Droogzetten gebeurt door de koeien 2 á 3 melkbeurten niet mee te melken; tijdens deze periode staan ze in een apart hok op een rantsoen van hooi. Met de vierde melkbeurt worden ze nog een keer mee gemolken voor maximaal 2x, waarna de koeien uitgeschaard worden op de dijken. Dit is een bewuste keuze, omdat de dijken niet bemest worden, waardoor de koeien na weiden op de dijken het minste last hebben van melkziekte.

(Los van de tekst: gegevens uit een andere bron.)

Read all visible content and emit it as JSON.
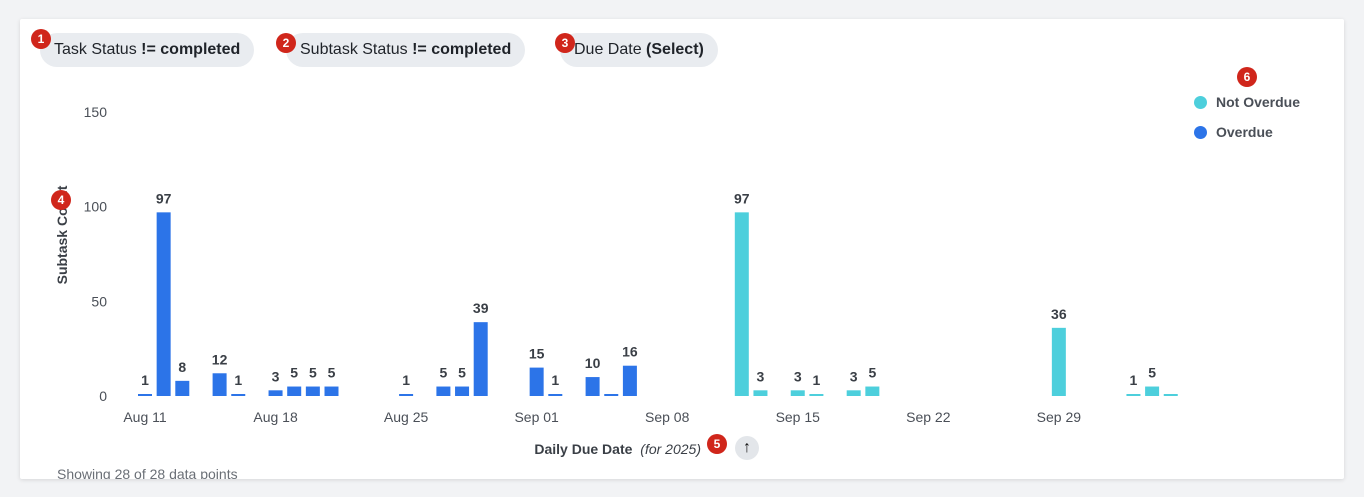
{
  "filters": [
    {
      "name": "Task Status",
      "op": "!=",
      "value": "completed",
      "badge": "1"
    },
    {
      "name": "Subtask Status",
      "op": "!=",
      "value": "completed",
      "badge": "2"
    },
    {
      "name": "Due Date",
      "op": "",
      "value": "(Select)",
      "badge": "3"
    }
  ],
  "badges": {
    "ylabel": "4",
    "xlabel": "5",
    "legend": "6"
  },
  "footer": {
    "note": "Showing 28 of 28 data points"
  },
  "sort_icon": "arrow-up-icon",
  "sort_glyph": "↑",
  "colors": {
    "overdue": "#2c74e8",
    "not_overdue": "#4dcfdc",
    "badge": "#d0261b"
  },
  "chart_data": {
    "type": "bar",
    "x_axis_type": "date",
    "xlabel": "Daily Due Date",
    "xlabel_suffix": "(for 2025)",
    "ylabel": "Subtask Count",
    "ylim": [
      0,
      150
    ],
    "yticks": [
      0,
      50,
      100,
      150
    ],
    "xticks": [
      "Aug 11",
      "Aug 18",
      "Aug 25",
      "Sep 01",
      "Sep 08",
      "Sep 15",
      "Sep 22",
      "Sep 29"
    ],
    "xtick_dates": [
      "2025-08-11",
      "2025-08-18",
      "2025-08-25",
      "2025-09-01",
      "2025-09-08",
      "2025-09-15",
      "2025-09-22",
      "2025-09-29"
    ],
    "legend_position": "top-right",
    "series": [
      {
        "name": "Not Overdue",
        "color": "#4dcfdc",
        "points": [
          {
            "date": "2025-09-12",
            "value": 97
          },
          {
            "date": "2025-09-13",
            "value": 3
          },
          {
            "date": "2025-09-15",
            "value": 3
          },
          {
            "date": "2025-09-16",
            "value": 1
          },
          {
            "date": "2025-09-18",
            "value": 3
          },
          {
            "date": "2025-09-19",
            "value": 5
          },
          {
            "date": "2025-09-29",
            "value": 36
          },
          {
            "date": "2025-10-03",
            "value": 1
          },
          {
            "date": "2025-10-04",
            "value": 5
          },
          {
            "date": "2025-10-05",
            "value": 1,
            "label": false
          }
        ]
      },
      {
        "name": "Overdue",
        "color": "#2c74e8",
        "points": [
          {
            "date": "2025-08-11",
            "value": 1
          },
          {
            "date": "2025-08-12",
            "value": 97
          },
          {
            "date": "2025-08-13",
            "value": 8
          },
          {
            "date": "2025-08-15",
            "value": 12
          },
          {
            "date": "2025-08-16",
            "value": 1
          },
          {
            "date": "2025-08-18",
            "value": 3
          },
          {
            "date": "2025-08-19",
            "value": 5
          },
          {
            "date": "2025-08-20",
            "value": 5
          },
          {
            "date": "2025-08-21",
            "value": 5
          },
          {
            "date": "2025-08-25",
            "value": 1
          },
          {
            "date": "2025-08-27",
            "value": 5
          },
          {
            "date": "2025-08-28",
            "value": 5
          },
          {
            "date": "2025-08-29",
            "value": 39
          },
          {
            "date": "2025-09-01",
            "value": 15
          },
          {
            "date": "2025-09-02",
            "value": 1
          },
          {
            "date": "2025-09-04",
            "value": 10
          },
          {
            "date": "2025-09-05",
            "value": 1,
            "label": false
          },
          {
            "date": "2025-09-06",
            "value": 16
          }
        ]
      }
    ]
  }
}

Mestproductie en uitrijden
In de winter wordt 3 tot 4x per dag stro in de potstal gestrooid. Per dag worden er twee pakken van 450 kg in de strooier geplaatst die via een rail aan het dak de stal strooit. Elke 6 tot 8 weken wordt de pot leeg gehaald en opnieuw gestrooid, omdat de koeien anders door de bovenlaag trappen. De mest wordt achter de stal op een plaat opgeslagen volgens een vast systeem. Verse mest wordt aan de linkerkant van de plaat geplaatst en elke 6 weken omgezet naar rechts. Dit resulteert in verse, niet omgezette, vaste mest aan de linkerkant van de plaat en volledig, meerdere keren omgezette mest aan de rechterkant van de plaat. Het streven is om in de winter de vaste mest uit te rijden. Ben is hier voorstander van omdat door de lagere temperatuur een tragere omzetting plaatsvindt met als gevolg een hogere benutting. Per 3 vrachten vaste mest wordt 1 vracht riet vermengd; riet staat bekend als koolstofrijk product, waardoor gewerkt wordt aan de koolstofopbouw in de bodem.
Balans
Op WaddenMax worden de drains bemonsterd door het RIVM op nitraatresultaten. De wenselijke norm is maximaal 50 gram nitraat, op WaddenMax ligt deze bijna altijd onder de 10 gram. Dit geeft, aldus Ben, aan dat er een goede balans is tussen de toediening, opname en benutting door de bodem en het gewas. Speerpunt van Ben is balans; wanneer er geen balans is raken zowel de grond, als de koeien, als de bedrijfsvoering uit balans en wordt er gecompenseerd. Maar compenseren heft de disbalans niet op, dit verergert de disbalans juist. Het is enorm belangrijk dat de elementen in de bodem in balans zijn, anders werkt de bodem niet en zal er ook niet geoogst worden, stelt Ben.